Zé da Zabé era o mendigo mais conhecido de Tabuí. Dono de ponto de mendicância na porta da matriz. Dali ninguém o tirava. Era ali que se tornara conhecido e puxava o saco da gente fina e religiosa, gentalha de bem. Suas relações com a sociedade local eram excelentes.
Todo mundo que ia rezar, ao entrar ou sair da igreja, se condoía ao ver aquelas feridas em carne viva na perna do Zé da Zabé. E ele fazia questão de deixar a barra da calça levantada para que todos as vissem e a dor fosse do coração ao bolso de cada um.
- Onde cê arrumou essas feridas, Zé?
- Sei lá! Parecero c'o tempo. Umas borboinha que foro cresceno!...
- Tem que tratá disso, Izé!... Inhantes que vire coisa pió!...
- Carece não! É firida parada. Tantão de tempo que tá anssim! Num miora nem piora!...
Foi aí que entrou na história o doutor Honório. Médico antigo que conhecia as doenças de cada um na cidade, um dia resolveu tratar do Zé da Zabé.
- Picisa não dotô! Essas pustema minha só sara quando a terra cumê!
Depois de muita discussão o médico, nervoso com a teima, falou quase ordenando:
- Vai lá no meu consultório que quero ver isso, Zé!
- Tá bão dotô, ieu vô!
Foi nada. Zé da Zabé cortava voltas manquitolando rua a fora só para não topar com o doutor Honório. E este, só assuntando, assistindo ao ressabiamento do mendigo que recusava seu gesto de caridade.
Certo dia, quando o Zé passava perto do hospital, assim bem na porta, encontrou de supetão o velho médico. Não teve conversa. Foi levado para uma sala, meio na marra, pelo doutor Honório que não entendia como alguém doente queria permanecer com doença.
- E aí, senhor Zé? Como vão as feridas?
- Tintiano dotô! Dói, não dói, dói um poco...
- Pois é Zé! Tem que cuidar disso logo! E vai ser agora antes que vire coisa pior.
- Não dotô! Carece não! Xapralá! Num é firida de criá bicho não! É firida parada mermo!...

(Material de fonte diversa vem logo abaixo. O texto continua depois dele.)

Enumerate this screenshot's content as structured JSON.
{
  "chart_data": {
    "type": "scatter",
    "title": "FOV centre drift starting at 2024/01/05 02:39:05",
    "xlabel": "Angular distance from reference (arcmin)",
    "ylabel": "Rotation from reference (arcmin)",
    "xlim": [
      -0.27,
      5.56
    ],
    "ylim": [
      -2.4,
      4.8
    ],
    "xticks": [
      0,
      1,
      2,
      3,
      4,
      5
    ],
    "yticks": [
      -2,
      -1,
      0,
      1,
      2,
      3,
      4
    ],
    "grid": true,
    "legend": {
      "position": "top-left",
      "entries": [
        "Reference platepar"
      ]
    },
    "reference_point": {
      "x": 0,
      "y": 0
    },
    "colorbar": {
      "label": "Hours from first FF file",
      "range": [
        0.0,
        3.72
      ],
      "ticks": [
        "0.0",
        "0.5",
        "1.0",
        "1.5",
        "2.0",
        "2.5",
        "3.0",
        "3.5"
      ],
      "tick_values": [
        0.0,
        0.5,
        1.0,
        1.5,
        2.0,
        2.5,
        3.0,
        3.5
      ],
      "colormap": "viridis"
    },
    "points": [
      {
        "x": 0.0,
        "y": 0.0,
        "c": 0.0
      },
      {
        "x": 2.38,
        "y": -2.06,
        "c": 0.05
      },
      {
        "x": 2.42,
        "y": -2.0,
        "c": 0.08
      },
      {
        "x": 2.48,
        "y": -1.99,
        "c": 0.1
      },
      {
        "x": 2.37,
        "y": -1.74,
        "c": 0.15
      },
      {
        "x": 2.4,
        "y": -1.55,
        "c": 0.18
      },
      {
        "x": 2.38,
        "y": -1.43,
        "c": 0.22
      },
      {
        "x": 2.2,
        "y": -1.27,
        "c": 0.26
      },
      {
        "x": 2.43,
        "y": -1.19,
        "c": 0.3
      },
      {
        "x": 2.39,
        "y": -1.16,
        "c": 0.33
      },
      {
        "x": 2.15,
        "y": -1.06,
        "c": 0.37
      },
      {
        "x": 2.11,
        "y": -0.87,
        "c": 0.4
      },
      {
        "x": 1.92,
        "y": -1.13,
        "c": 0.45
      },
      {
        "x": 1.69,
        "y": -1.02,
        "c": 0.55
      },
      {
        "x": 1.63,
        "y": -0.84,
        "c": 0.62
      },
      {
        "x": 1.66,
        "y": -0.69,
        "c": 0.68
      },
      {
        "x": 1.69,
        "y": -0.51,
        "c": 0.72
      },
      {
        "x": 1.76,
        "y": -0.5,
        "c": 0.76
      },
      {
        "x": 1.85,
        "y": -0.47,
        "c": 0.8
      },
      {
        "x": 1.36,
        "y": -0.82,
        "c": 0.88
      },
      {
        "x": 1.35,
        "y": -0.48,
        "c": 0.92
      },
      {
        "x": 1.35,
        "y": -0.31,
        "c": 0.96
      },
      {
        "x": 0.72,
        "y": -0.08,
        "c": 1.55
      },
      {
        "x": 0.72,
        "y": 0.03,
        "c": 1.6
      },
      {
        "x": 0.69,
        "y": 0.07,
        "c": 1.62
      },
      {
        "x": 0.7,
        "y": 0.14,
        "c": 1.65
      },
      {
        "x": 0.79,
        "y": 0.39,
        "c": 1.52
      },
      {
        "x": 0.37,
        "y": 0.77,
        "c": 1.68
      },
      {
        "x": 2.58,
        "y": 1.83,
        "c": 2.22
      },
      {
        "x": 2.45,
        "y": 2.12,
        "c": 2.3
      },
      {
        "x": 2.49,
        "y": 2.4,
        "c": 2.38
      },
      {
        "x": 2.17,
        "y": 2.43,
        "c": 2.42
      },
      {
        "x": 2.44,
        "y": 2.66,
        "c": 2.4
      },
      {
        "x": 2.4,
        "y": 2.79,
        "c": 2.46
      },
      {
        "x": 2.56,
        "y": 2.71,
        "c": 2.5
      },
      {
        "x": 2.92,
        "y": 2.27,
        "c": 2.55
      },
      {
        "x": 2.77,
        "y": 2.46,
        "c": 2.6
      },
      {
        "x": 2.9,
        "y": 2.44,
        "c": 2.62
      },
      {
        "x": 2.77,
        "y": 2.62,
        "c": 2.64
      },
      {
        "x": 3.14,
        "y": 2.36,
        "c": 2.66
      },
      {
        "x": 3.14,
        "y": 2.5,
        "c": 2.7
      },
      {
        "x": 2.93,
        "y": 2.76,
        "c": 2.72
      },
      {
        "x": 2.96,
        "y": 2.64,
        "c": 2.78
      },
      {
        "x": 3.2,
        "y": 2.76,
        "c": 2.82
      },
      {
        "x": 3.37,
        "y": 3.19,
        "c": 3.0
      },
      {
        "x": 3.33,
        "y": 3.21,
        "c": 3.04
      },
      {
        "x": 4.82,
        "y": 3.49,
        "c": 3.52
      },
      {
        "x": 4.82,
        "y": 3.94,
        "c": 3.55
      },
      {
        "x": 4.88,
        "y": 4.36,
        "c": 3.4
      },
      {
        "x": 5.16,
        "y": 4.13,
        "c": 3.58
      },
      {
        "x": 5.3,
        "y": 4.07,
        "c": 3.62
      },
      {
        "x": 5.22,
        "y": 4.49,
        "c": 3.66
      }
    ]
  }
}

Enquanto ele dizia isso, ia escondendo a perna das vistas do doutor e tentando baixar a barra da calça.
- Mas eu vou curá-lo, Zé!
- Deus lhe pague a bondade dotô, mas firida parada num tem cura mermo não!
O médico foi assentando o Zé da Zabé, assim meio sujigado, numa maca, e tratou logo de ir tirando as tiras, mulambos e langanhos que cobriam aquelas pustemas todas, enquanto o pobre do mendigo esperneava e reclamava meio nervoso, meio brabo, meio respeitoso e tremelicante.
- Picisa não dotô!... Quero ficá anssim mermo! Me dexa, diabo! Perdão dotô! Quero í'mimbora!
Foi aí que começaram a cair pelo chão as feridas do Zé. Pedaços de carne crua, cortados bem fininhos e presos cuidadosamente pelas tiras de pano à sua perna que estava sãzinha.
Doutor Honório, fulo de raiva, queria dar uns petelecos no falso mendigo. Zé da Zabé mal teve tempo de pular da maca e ganhar o mundo.